如何在R中使用stop函数来检查函数参数

how to use stop function in R to check function parameters

我正在尝试创建一个对数据进行汇总和分类的函数。作为其中的一部分,我想创建一些检查以确保输入的参数有效,例如。百分比之和等于1,变量是字符或数字等

在下面的示例中,我试图检查 a、b、c 参数的总和是否等于 1,并且其中一个变量是 class 数字。但是,当我传递不符合检查条件的参数时,无论值之和是否为 1,代码仍将 运行。

根据建议,我将代码更改为 stopifnot(),但是当我通过第二次检查时 is.numeric() 它失败了。

我在底部放了一些关于如何将函数应用到钻石包的例子。 stopifnot 函数无法正常工作。感谢任何帮助?

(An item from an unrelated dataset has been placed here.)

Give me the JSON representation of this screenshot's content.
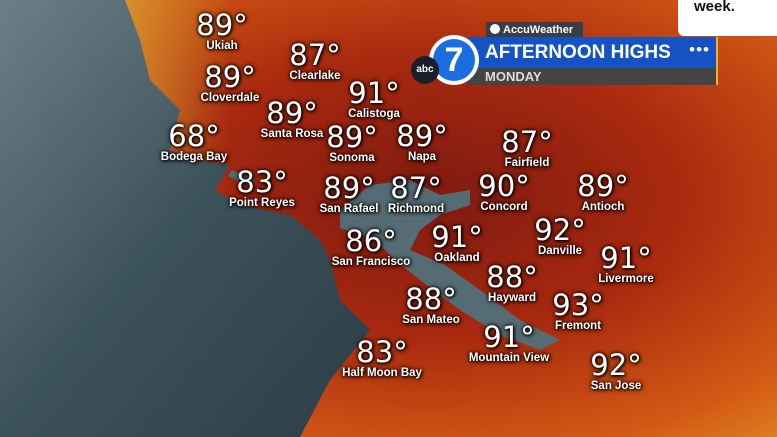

如果不检查 a+b+c ==1 并且 dim 变量是数字,我该如何停止?

library(tidyverse)


customer_segmentation <- function(df,group,dim,a=.7,b=.26,c=.04)
  {
  
 #this is part of the code that I am focused on--------------
  stopifnot(a+b+c==1L,!is.numeric(dim))
  
 #you can ignore the part below---------- 
  
  
  
  df %>% #dataframe
    group_by({{group}}) %>% 

    #creates a bunch of columns
    summarize(  
      across({{ dim }}, #make sure this dimension can be aggregratad, later version will handle ratios
             list(sum=~sum(.,na.rm=TRUE),
                  mean=~mean(.,na.rm=TRUE),
                  n =  ~ n(),
                  median =  ~ median(.,na.rm=TRUE),
                  sd =  ~ sd(.,na.rm=TRUE),
                  mad =  ~ mad(.,na.rm=TRUE), #median absolute deviation
                  aad =  ~ mad(., center =mean(.,na.rm=TRUE),na.rm=TRUE), #average absolute deviation
                  IQR05 = ~quantile(., .05,na.rm=TRUE),
                  IQR25 = ~quantile(., .25,na.rm=TRUE),
                  IQR75 = ~quantile(., .75,na.rm=TRUE),
                  IQR95 = ~quantile(., .95,na.rm=TRUE)
                  ),
             .names = "{.fn}") #gives each column their name
    ) %>%
    ungroup() %>% 

    arrange(desc(sum)) %>% # assuming positive values, descends highest to lowest (should add some logic to switch this)
    
    mutate(cum_sum=cumsum(sum), #cumlative value, if ratio, need some sort of check - need specify
         prop_total=sum/max(cum_sum), #assumes positive values, need check
         cum_prop_total=cumsum(prop_total), #cumsum percent of total
         cum_unit_prop=row_number()/max(row_number()), #unit percent
         group_classification_by_dim=
           case_when(
           cum_prop_total<=a ~"A",
           cum_prop_total<=(a+b) ~"B",
           TRUE ~ "C"),
         dim_threshold=
           case_when(group_classification_by_dim=="A"~a,
                     group_classification_by_dim=="B"~(a+b),
                     TRUE ~ c)
         ) %>% 
    select(-c(prop_total,cum_sum)) %>% 
    relocate(dim_threshold,group_classification_by_dim,cum_prop_total,cum_unit_prop)

}


#this does not works but should not (a,b,c sums do not equal 1, x is numeric)

diamonds %>% 
  customer_segmentation(group = clarity,dim=x,a=.7L,b=.2L,c=.1L)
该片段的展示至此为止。